What are your experiences with the analysis of picture material?
I'd do it that way (pseudocode):
L[256] = {0,0,0...}
loop over each pixel:
luminance = avg(R,G,B)
increment L[luminance] by 1
for i = 0 to 255:
if L[i] < C: L[i] = 0 // C = threshold of your chose
find index of first and last non-zero value of L[]
contrast = last - first
In looking for the image "with the highest contrast," you will need to be very careful in how you define contrast for the image. In the simplest way, contrast is the difference between the lowest intensity and the highest intensity in the image. That is not going to be very useful in your case.

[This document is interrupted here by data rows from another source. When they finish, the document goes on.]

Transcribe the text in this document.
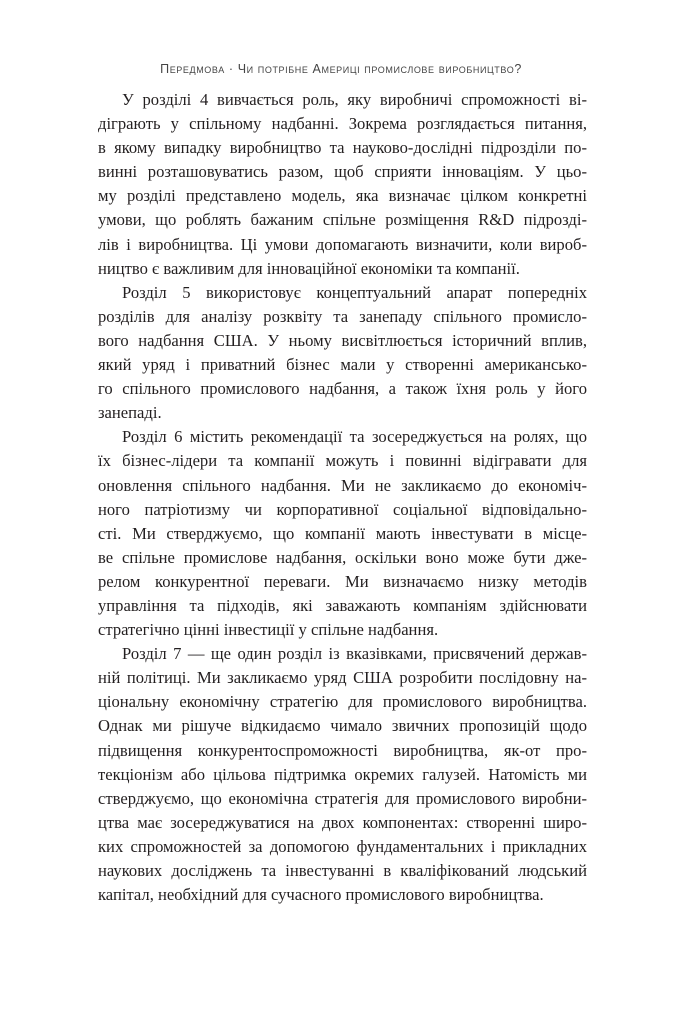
Передмова · Чи потрібне Америці промислове виробництво?
У розділі 4 вивчається роль, яку виробничі спроможності ві-
дiграють у спільному надбанні. Зокрема розглядається питання,
в якому випадку виробництво та науково-дослідні підрозділи по-
винні розташовуватись разом, щоб сприяти інноваціям. У цьо-
му розділі представлено модель, яка визначає цілком конкретні
умови, що роблять бажаним спільне розміщення R&D підрозді-
лів і виробництва. Ці умови допомагають визначити, коли вироб-
ництво є важливим для інноваційної економіки та компанії.
Розділ 5 використовує концептуальний апарат попередніх
розділів для аналізу розквіту та занепаду спільного промисло-
вого надбання США. У ньому висвітлюється історичний вплив,
який уряд і приватний бізнес мали у створенні американсько-
го спільного промислового надбання, а також їхня роль у його
занепаді.
Розділ 6 містить рекомендації та зосереджується на ролях, що
їх бізнес-лідери та компанії можуть і повинні відігравати для
оновлення спільного надбання. Ми не закликаємо до економіч-
ного патріотизму чи корпоративної соціальної відповідально-
сті. Ми стверджуємо, що компанії мають інвестувати в місце-
ве спільне промислове надбання, оскільки воно може бути дже-
релом конкурентної переваги. Ми визначаємо низку методів
управління та підходів, які заважають компаніям здійснювати
стратегічно цінні інвестиції у спільне надбання.
Розділ 7 — ще один розділ із вказівками, присвячений держав-
ній політиці. Ми закликаємо уряд США розробити послідовну на-
ціональну економічну стратегію для промислового виробництва.
Однак ми рішуче відкидаємо чимало звичних пропозицій щодо
підвищення конкурентоспроможності виробництва, як-от про-
текціонізм або цільова підтримка окремих галузей. Натомість ми
стверджуємо, що економічна стратегія для промислового виробни-
цтва має зосереджуватися на двох компонентах: створенні широ-
ких спроможностей за допомогою фундаментальних і прикладних
наукових досліджень та інвестуванні в кваліфікований людський
капітал, необхідний для сучасного промислового виробництва.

I suggest you use a histogram approach to describe the contrast of a given image and then compare the properties of the histograms to determine the image with the highest contrast as you define it. You could use a variety of well known containers to represent the histogram in code, or construct a class to meet your specific needs. (I am not implying that you need to create a histogram in the form of a chart – just a statistical representation of the intensity values.) You could use the variance of each histogram directly as a measure of contrast, or use the standard deviation if that is easier to work with.
The key really lies in how you define the contrast of the image. In general, I would define a high contrast image as one with values present for all, or nearly all, the possible values. And I would further add that in this definition of a high contrast image, the intensity values of the image will tend to be distributed across the range of possible values in a uniform way.
Using this approach, a low contrast image would tend to have relatively few discrete intensity values and they would tend to be closely grouped together rather than uniformly distributed. (As a general rule, they will also tend to be grouped toward the center of the range.)